Communiqué de presse - 2001-455 DC

Décision n° 2001-455 DC du 12 janvier 2002 - Loi de modernisation sociale

Le 12 janvier 2002, le Conseil constitutionnel s'est prononcé sur la loi de modernisation sociale dont l'avaient saisi plus de soixante sénateurs et plus de soixante députés.
1) Il a déclaré l'article 107 contraire à la Constitution, comme portant à la liberté d'entreprendre une atteinte manifestement excessive au regard de l'objectif de sauvegarde de l'emploi.
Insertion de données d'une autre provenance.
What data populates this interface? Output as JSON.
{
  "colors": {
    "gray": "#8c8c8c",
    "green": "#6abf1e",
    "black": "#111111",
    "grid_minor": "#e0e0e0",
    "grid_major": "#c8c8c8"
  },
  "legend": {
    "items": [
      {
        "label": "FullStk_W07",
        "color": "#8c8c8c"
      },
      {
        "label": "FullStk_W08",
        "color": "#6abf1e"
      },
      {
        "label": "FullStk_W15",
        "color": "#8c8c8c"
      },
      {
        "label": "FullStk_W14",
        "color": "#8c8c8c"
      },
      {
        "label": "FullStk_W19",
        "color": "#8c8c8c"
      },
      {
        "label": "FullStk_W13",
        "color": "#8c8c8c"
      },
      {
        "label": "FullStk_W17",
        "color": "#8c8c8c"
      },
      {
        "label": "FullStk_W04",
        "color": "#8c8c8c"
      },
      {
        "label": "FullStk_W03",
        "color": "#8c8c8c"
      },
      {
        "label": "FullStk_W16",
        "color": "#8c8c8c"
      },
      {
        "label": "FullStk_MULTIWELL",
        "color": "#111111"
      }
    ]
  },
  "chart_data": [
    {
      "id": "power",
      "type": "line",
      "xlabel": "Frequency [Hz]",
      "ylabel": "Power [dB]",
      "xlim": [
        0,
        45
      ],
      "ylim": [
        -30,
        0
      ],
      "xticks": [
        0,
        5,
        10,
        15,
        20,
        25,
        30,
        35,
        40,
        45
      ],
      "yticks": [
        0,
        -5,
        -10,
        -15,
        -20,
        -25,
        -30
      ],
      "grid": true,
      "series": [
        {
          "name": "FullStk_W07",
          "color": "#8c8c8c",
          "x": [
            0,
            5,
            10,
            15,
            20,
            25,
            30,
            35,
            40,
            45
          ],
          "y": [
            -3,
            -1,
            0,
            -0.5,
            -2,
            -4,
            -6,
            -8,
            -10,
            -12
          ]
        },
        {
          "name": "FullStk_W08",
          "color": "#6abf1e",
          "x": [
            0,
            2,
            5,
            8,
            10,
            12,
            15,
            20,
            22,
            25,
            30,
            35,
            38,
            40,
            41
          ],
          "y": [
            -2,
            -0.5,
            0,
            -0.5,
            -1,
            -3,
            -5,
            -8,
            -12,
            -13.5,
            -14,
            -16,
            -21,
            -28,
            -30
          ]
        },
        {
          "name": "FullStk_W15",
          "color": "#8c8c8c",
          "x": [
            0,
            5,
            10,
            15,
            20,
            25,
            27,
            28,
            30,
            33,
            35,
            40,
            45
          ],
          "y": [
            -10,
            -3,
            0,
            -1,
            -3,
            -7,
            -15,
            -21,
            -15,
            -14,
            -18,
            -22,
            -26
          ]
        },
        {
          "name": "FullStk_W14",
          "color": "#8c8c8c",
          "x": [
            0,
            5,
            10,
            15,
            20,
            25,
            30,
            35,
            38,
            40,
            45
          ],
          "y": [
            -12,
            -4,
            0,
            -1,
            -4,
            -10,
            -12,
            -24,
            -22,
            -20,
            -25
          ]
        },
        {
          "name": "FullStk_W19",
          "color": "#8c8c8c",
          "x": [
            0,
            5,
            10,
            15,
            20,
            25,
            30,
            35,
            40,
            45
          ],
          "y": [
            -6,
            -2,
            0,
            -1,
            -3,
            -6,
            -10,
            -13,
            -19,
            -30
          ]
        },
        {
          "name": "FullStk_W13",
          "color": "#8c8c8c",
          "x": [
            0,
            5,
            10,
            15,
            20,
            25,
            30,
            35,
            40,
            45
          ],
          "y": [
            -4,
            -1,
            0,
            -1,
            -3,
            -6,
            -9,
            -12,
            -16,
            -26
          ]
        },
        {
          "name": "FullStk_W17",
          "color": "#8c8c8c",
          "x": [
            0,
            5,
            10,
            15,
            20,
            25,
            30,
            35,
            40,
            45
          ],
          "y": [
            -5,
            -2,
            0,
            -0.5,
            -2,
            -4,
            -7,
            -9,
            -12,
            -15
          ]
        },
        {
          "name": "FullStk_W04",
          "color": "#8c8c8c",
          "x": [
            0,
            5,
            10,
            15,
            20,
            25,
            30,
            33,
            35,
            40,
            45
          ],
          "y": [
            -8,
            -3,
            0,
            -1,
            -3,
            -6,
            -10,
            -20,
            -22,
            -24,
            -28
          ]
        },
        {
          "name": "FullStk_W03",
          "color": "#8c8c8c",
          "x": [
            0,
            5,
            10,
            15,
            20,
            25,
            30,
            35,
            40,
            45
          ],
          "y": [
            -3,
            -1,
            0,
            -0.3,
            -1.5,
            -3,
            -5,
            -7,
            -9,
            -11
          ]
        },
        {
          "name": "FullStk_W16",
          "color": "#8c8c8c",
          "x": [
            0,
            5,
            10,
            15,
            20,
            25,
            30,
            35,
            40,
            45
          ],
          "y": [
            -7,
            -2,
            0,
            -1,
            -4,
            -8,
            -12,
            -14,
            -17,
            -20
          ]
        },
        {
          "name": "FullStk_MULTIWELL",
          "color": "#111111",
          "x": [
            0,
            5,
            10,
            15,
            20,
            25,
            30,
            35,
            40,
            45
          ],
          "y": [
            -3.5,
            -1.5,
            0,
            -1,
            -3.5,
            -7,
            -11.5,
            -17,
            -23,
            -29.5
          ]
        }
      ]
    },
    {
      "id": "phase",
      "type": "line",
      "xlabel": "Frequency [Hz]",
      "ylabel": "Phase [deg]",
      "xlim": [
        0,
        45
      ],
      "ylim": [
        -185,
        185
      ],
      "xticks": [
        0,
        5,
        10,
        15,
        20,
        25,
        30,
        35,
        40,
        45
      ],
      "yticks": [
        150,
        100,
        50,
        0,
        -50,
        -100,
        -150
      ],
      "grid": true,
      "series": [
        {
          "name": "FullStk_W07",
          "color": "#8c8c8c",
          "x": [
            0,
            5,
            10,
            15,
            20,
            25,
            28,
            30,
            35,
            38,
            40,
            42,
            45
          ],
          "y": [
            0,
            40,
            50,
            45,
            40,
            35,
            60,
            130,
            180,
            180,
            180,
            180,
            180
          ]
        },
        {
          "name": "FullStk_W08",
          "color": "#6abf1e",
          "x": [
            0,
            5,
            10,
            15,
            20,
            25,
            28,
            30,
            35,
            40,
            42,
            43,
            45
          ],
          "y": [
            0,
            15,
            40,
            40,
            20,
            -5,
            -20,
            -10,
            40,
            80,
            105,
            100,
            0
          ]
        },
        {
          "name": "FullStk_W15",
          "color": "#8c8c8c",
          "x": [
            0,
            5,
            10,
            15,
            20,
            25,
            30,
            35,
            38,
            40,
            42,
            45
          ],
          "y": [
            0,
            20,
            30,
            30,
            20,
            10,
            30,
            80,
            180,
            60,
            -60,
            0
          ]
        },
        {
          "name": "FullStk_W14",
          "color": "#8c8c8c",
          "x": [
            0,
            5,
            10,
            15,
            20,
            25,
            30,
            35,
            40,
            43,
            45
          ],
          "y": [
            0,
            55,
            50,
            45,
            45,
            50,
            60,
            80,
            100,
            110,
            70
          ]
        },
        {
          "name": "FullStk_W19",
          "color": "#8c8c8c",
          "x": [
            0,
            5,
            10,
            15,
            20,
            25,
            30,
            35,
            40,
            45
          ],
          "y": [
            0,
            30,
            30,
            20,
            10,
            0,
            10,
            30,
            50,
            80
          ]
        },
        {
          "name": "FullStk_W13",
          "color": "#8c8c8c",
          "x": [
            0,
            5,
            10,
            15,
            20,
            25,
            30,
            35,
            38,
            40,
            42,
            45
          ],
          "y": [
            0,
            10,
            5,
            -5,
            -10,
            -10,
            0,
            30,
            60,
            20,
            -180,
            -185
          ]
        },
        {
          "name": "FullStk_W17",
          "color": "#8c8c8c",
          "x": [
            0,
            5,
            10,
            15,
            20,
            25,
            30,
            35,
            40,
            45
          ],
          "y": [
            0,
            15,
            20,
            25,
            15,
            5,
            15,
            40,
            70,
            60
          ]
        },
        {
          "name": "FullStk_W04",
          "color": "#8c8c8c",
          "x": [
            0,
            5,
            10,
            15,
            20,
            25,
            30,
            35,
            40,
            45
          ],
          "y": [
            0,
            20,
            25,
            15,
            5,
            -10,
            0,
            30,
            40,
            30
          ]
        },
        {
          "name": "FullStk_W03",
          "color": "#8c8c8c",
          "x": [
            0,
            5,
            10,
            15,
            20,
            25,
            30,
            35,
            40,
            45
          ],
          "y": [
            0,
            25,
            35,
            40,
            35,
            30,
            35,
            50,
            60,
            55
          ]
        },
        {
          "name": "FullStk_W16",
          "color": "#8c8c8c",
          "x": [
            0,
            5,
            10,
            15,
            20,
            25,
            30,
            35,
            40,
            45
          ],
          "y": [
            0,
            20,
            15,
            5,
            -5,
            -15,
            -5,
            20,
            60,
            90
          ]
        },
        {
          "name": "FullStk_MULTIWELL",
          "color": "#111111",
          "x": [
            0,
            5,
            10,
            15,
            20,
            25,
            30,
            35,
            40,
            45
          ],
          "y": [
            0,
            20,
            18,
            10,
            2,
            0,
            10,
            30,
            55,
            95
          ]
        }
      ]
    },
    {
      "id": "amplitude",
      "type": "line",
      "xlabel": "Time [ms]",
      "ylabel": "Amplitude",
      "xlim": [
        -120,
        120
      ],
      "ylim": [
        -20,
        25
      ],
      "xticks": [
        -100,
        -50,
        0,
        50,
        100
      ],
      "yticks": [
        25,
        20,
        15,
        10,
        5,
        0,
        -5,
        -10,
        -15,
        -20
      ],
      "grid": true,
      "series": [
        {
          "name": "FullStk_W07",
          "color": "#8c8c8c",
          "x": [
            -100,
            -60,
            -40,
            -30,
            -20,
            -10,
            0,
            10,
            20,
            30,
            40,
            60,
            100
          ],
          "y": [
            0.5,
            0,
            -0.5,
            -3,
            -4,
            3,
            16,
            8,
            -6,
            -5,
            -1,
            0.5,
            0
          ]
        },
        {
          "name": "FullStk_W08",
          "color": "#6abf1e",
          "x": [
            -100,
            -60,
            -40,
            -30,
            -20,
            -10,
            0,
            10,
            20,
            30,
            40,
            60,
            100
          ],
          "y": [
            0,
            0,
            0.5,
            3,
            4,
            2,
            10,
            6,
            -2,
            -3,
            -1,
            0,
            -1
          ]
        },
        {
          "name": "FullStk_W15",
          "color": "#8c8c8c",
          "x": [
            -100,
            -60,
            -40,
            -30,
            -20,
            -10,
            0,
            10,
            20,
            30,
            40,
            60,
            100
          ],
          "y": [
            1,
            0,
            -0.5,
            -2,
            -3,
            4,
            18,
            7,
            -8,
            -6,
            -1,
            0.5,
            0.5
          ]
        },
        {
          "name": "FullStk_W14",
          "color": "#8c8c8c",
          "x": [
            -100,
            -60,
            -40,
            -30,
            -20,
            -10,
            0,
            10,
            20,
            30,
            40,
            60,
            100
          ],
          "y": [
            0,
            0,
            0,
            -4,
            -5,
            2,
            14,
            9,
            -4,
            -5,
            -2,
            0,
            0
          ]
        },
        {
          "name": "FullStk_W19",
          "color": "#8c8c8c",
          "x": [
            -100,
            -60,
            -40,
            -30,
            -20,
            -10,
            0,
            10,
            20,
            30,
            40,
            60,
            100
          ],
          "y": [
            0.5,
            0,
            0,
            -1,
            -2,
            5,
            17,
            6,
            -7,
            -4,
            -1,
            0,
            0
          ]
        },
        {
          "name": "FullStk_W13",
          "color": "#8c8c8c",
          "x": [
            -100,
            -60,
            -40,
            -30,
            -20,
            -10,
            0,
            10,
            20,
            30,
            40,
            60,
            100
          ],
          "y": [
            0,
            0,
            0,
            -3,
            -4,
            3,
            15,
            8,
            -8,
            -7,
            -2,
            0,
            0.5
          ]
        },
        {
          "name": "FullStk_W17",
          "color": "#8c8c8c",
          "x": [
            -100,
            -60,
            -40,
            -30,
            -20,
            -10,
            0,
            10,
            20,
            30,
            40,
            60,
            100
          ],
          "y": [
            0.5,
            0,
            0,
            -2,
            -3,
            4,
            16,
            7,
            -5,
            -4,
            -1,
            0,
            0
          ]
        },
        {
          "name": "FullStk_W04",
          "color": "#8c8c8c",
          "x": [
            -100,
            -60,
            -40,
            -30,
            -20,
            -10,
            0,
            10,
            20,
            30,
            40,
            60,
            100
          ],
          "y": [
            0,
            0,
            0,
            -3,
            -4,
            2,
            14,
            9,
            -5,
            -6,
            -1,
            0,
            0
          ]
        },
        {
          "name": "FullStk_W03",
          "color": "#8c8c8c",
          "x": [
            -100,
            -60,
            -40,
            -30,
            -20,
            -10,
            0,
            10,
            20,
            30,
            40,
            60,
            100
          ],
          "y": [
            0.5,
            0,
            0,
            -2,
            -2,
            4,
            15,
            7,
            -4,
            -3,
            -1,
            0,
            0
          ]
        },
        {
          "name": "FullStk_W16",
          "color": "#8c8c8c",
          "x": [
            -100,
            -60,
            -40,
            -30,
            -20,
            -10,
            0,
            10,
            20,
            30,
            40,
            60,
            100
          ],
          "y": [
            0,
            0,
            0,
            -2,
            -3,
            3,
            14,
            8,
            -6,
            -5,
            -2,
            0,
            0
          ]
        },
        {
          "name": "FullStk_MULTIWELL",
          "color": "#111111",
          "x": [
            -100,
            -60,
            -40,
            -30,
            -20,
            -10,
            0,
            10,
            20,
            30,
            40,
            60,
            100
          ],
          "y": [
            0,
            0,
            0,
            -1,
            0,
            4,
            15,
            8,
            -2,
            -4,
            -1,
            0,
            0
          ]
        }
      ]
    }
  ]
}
Cet article interdisait les licenciements pour motif économique en dehors des trois hypothèses qu'il mentionnait. Il aurait notamment retardé les réorganisations décidées pour assurer la sauvegarde de la compétitivité de l'entreprise jusqu'à ce que l'existence même de l'entreprise soit menacée et conduit le juge à exercer son contrôle sur les choix de gestion de l'entreprise. Ce faisant, loin de satisfaire à l'exigence constitutionnelle qui s'attache à la sauvegarde de l'emploi, la loi aurait desservi cette exigence en retardant des réorganisations inéluctables et conduit ainsi à plus de licenciements.
En conséquence de cette censure, continuent de s'appliquer la définition figurant dans l'actuel article L. 321-1 du code du travail et la jurisprudence qu'a tirée de cet article la chambre sociale de la Cour de cassation. Celle-ci censure depuis longtemps les licenciements dictés par la seule volonté de majorer le profit de l'entreprise.
2) L'ensemble des dispositions améliorant l'information et renforçant les prérogatives des instances représentatives des salariés quant aux projets de restructuration de l'entreprise ont été jugés conformes à la Constitution. Le Conseil a notamment estimé que l'allongement de la durée des procédures de licenciement qu'elles entraînaient ne portait pas une atteinte excessive à la liberté d'entreprendre.
Les griefs dirigés contre ces dispositions ont donc été rejetés, moyennant quelques réserves d'interprétation. Ainsi, s'agissant de l'articulation entre les articles 101 et 106, le Conseil a-t-il considéré, au vu des travaux parlementaires, que le droit d'opposition du comité d'entreprise, se traduisant par la saisine d'un médiateur, ne s'exercerait que dans le cas de cessation totale ou partielle d'un établissement ou d'une entité économique autonome entraînant la suppression d'au moins cent emplois.
3) De même a-t-il souligné que l'aménagement de la charge de la preuve prévu aux articles 158 et 169, en matière de lutte contre les discriminations et contre le harcèlement moral et sexuel au travail, ne s'appliquerait pas devant le juge pénal et ne dispenserait pas le demandeur, devant le juge civil ou prud'homal, de présenter des éléments de présomption précis et concordants relatifs aux agissements allégués.
4)Trois articles ont été examinés d'office et fait l'objet de réserves d'interprétation :
- S'agissant des articles 134 et 137, qui instituent des jurys de validation des acquis de l'expérience, le Conseil constitutionnel a considéré que la recherche d'une composition équilibrée entre les femmes et les hommes ne devait pas se faire au détriment de celle des compétences et des qualifications ;
- S'agissant de l'article 216, qui permet aux collectivités territoriales de subventionner les « structures locales des organisations syndicales représentatives », il a estimé que les délibérations qui seront prises sur ce fondement devront traiter également les structures pareillement éligibles à l'octroi de telles subventions du fait des missions d'intérêt général qu'elles remplissent sur le plan local.